Internal Social Network: Professor Ben Gomes Casseres is interested in a tool optimized for groups or organizations of 100-1000 people or so. Create a secure internal social network that mimics the best of Facebook, Twitter, Tumbler, Reddit, Wordpress and other social media platforms. But this one should be focused on forums, topics, events, resources, and images of interest to the group. Ideally, cloud based and accessible from all devices. One use, for example, would be for internal communication inside Brandeis or a specific program here. But it will compete with open networks that students also use. So, ideally, it is linked to these open networks, filters relevant info from them, or something like that. The business model would probably involve the organization or group leader buying the product, managing access, and doing some monitoring. There are some products on the market that may approximate this, but it is not clear how good they are (e.g. Ning). Corporations often have such internal networks, but they worry more about security than organizations such as universities – for corporate use, a cloud solution is less likely for them.

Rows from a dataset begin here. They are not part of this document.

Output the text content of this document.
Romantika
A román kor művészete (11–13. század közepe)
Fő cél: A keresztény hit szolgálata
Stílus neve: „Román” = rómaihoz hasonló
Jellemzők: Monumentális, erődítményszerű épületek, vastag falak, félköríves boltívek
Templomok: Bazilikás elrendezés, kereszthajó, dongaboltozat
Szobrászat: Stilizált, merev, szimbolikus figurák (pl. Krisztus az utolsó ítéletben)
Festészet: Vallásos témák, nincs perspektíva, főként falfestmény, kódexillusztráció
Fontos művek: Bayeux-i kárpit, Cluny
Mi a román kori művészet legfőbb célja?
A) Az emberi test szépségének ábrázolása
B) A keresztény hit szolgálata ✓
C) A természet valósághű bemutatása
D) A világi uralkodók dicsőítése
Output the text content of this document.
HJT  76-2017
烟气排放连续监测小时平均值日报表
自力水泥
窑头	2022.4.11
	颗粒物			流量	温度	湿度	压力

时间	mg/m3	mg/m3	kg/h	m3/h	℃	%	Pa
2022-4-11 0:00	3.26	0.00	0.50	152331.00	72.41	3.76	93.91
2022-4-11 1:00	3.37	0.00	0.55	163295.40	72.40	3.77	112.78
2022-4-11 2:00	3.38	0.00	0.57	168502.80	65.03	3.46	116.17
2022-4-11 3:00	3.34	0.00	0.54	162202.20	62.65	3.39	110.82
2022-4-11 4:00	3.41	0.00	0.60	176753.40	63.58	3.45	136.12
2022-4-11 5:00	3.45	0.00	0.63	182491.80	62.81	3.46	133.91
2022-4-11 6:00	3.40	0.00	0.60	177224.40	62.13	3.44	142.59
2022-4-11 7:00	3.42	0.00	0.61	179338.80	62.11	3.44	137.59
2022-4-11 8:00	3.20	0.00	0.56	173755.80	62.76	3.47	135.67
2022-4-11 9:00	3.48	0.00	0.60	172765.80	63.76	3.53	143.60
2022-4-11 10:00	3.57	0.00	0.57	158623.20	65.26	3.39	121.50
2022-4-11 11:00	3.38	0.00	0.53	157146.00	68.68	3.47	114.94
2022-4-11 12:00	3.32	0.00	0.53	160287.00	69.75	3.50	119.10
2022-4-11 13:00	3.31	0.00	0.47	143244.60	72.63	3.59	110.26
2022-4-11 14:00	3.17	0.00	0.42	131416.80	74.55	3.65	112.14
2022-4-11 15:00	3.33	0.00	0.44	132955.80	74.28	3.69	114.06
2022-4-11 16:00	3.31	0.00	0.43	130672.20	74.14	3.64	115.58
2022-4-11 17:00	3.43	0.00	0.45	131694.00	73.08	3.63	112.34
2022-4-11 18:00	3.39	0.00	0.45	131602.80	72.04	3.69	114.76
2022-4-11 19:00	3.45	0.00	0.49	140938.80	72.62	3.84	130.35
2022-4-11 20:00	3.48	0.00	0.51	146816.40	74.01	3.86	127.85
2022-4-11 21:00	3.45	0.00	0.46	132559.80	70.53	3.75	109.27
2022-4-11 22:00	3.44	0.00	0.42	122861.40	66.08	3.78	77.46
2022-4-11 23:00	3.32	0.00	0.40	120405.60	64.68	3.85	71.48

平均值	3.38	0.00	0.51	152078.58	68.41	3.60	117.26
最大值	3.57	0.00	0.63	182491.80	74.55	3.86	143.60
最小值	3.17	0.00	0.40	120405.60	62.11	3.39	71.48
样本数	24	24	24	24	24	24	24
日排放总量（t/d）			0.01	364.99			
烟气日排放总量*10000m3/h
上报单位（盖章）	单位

Curriculous: A teaching and learning tool to allow a teacher to easily create a course web site, including curriculum, lectures, course notes etc. Based on the product with which I made this site. Future would allow each lecture to have a video assoicated with it, allow students to hand in homeworks directly on the site, automatically convert the curriculum into a powerpoint or pdf and many other cool things.
Tweeting Trees: Chris Osgood of City of Boston says: Drought and high heat are two of the major summer stresses for our street trees, and we don’t have the ability to water every tree in the summer when they need it. To encourage residents to help out – to adopt-a-tree – we thought it would be compelling if adopted trees could tweet @ their adopter when thirsty (a.k.a. low moisture levels.)We’ve been looking for a partner who can build something for us to pilot this with.”
Lean Startup Growth Engine: Educational “game/simulator”. A teaching and learning tool. Choose stragegies, set prices, design the product, burn money, earn money, analyze results over time, pivot and either get off the runway or crash.
FlowPlanner: General visual discrete simulations. Professional software product, useful in all kinds of strategic decision making. Visually lay out a ‘network’ with ‘products’ and ‘customers’ flowing through, queueing up, being processed, developing bottlenecks and traffic jams.
LiveClassroom: A teaching and learning tool allowing instant feedback from an audience or classroom regarding a lecture or meeting or event. Members get an email notification that looks like a survey asking about today’s lecture or class. The results of these probes are available as beautiful visualizations which help track the effectiveness and retention and motivation of the audience.
Classroom “clicker” app for smart phone: Create quick surveys and tests, on-the-fly and allow folks in the audience to use their smartphones as a cicker.